Written by Don Byrd
Last week, the New York Police Department announced new rules to accommodate officers whose faith conflicts with policies prohibiting beards or head coverings. The previous policy was a barrier to many Sikh adherents, who traditionally wear their hair in a turban.
The NYTimes has more:
Under the revised policy, Commissioner James P. O’Neill said on Wednesday, officers who are granted a religious accommodation from the department’s Equal Employment Opportunity Office will be allowed to have beards that extend up to one-half inch from the face. The officers may also wear turbans — with a hat shield it affixed to it — in place of the traditional police cap.
“We’re making this change to make sure that we allow everybody in New York City that wants to apply and have the opportunity to work in the greatest police department in the nation, to make sure we give them that opportunity,” the commissioner said.

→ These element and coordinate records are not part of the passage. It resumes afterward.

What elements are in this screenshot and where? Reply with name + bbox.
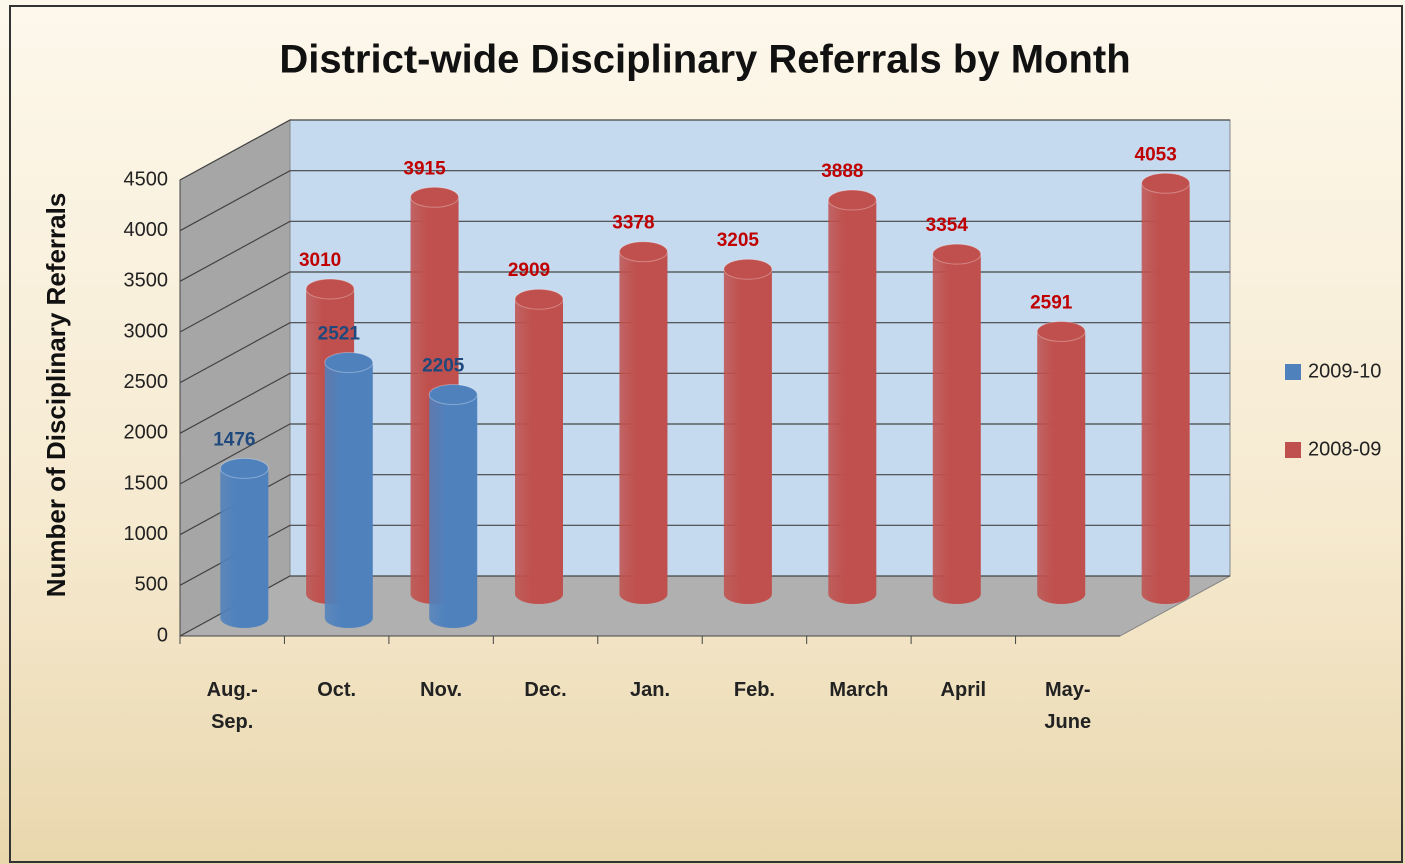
bar-top <box>428 384 478 406</box>
value-label: 2521 <box>318 324 361 345</box>
grid-line <box>179 575 1230 637</box>
y-tick-label: 1000 <box>124 523 169 545</box>
x-tick-label: May-June <box>1044 679 1092 733</box>
y-tick-label: 2500 <box>124 371 169 393</box>
value-label: 2591 <box>1030 292 1073 313</box>
legend-swatch <box>1285 364 1301 380</box>
grid-line <box>179 524 1230 586</box>
x-tick-label: Dec. <box>524 679 567 701</box>
legend-label: 2008-09 <box>1308 438 1381 460</box>
value-label: 3010 <box>299 250 341 271</box>
bar <box>1141 172 1191 604</box>
value-label: 3378 <box>612 213 654 234</box>
grid-line <box>179 119 1230 181</box>
bar <box>428 384 478 628</box>
bar-top <box>410 186 460 208</box>
bar <box>219 457 269 628</box>
value-label: 3888 <box>821 161 863 182</box>
bar-body <box>1037 331 1086 604</box>
bar-body <box>429 394 478 628</box>
x-tick-label: Aug.-Sep. <box>206 679 258 733</box>
bar-body <box>1141 183 1190 604</box>
legend-swatch <box>1285 442 1301 458</box>
x-tick-label: Oct. <box>317 679 357 701</box>
bar <box>514 288 564 604</box>
bar-body <box>828 200 877 605</box>
x-tick-label: March <box>829 679 889 701</box>
y-tick-label: 2000 <box>124 422 169 444</box>
frame <box>9 5 1403 863</box>
bar-top <box>219 457 269 479</box>
bar <box>827 189 877 605</box>
bar-body <box>723 269 772 604</box>
grid-line <box>179 322 1230 384</box>
y-tick-label: 500 <box>135 574 168 596</box>
y-tick-label: 4000 <box>124 219 169 241</box>
bar-top <box>305 278 355 300</box>
y-tick-label: 1500 <box>124 472 169 494</box>
value-label: 3354 <box>926 215 969 236</box>
grid-line <box>179 474 1230 536</box>
bar <box>1036 320 1086 604</box>
grid-line <box>179 170 1230 232</box>
y-tick-label: 3500 <box>124 270 169 292</box>
x-tick-label: April <box>940 679 987 701</box>
bar-top <box>1141 172 1191 194</box>
y-axis-label: Number of Disciplinary Referrals <box>41 193 71 598</box>
bar-body <box>932 254 981 605</box>
grid-line <box>179 423 1230 485</box>
bar <box>618 241 668 605</box>
value-label: 2205 <box>422 356 465 377</box>
value-label: 4053 <box>1135 144 1177 165</box>
y-tick-label: 0 <box>157 624 168 646</box>
value-label: 3205 <box>717 230 760 251</box>
value-label: 3915 <box>403 158 446 179</box>
bar-top <box>618 241 668 263</box>
bar-top <box>932 243 982 265</box>
bar-top <box>324 352 374 374</box>
legend-label: 2009-10 <box>1308 360 1381 382</box>
bar-top <box>723 258 773 280</box>
bar <box>932 243 982 605</box>
value-label: 1476 <box>213 429 255 450</box>
x-tick-label: Feb. <box>733 679 775 701</box>
value-label: 2909 <box>508 260 550 281</box>
grid-line <box>179 220 1230 282</box>
bar-body <box>220 468 269 628</box>
y-tick-label: 3000 <box>124 320 169 342</box>
bar-top <box>827 189 877 211</box>
bar <box>723 258 773 604</box>
bar-body <box>324 362 373 628</box>
y-tick-label: 4500 <box>124 168 169 190</box>
bar-body <box>619 251 668 605</box>
bar-body <box>515 299 563 604</box>
x-tick-label: Nov. <box>420 679 463 701</box>
bar-top <box>514 288 564 310</box>
chart-title: District-wide Disciplinary Referrals by … <box>279 38 1130 82</box>
grid-line <box>179 372 1230 434</box>
x-tick-label: Jan. <box>629 679 671 701</box>
grid-line <box>179 271 1230 333</box>
bar-top <box>1036 320 1086 342</box>
bar <box>324 352 374 628</box>
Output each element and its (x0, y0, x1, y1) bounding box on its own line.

Religious accommodation in the workplace is an important component of our religious freedom. While traditional grooming and attire rules may have their place in a law enforcement setting, so too is the basic principle that no American should have to choose unnecessarily between their faith and their livelihood, or between the requirements of their religion and the opportunity to serve their community in public service.
If a short beard and a turban do not conflict with carrying out the duties of a police officer, then a rule accommodating those religious needs is appropriate. Kudos to the NYPD for making this change, and to the Sikh and Muslim advocates who have been determined in this effort.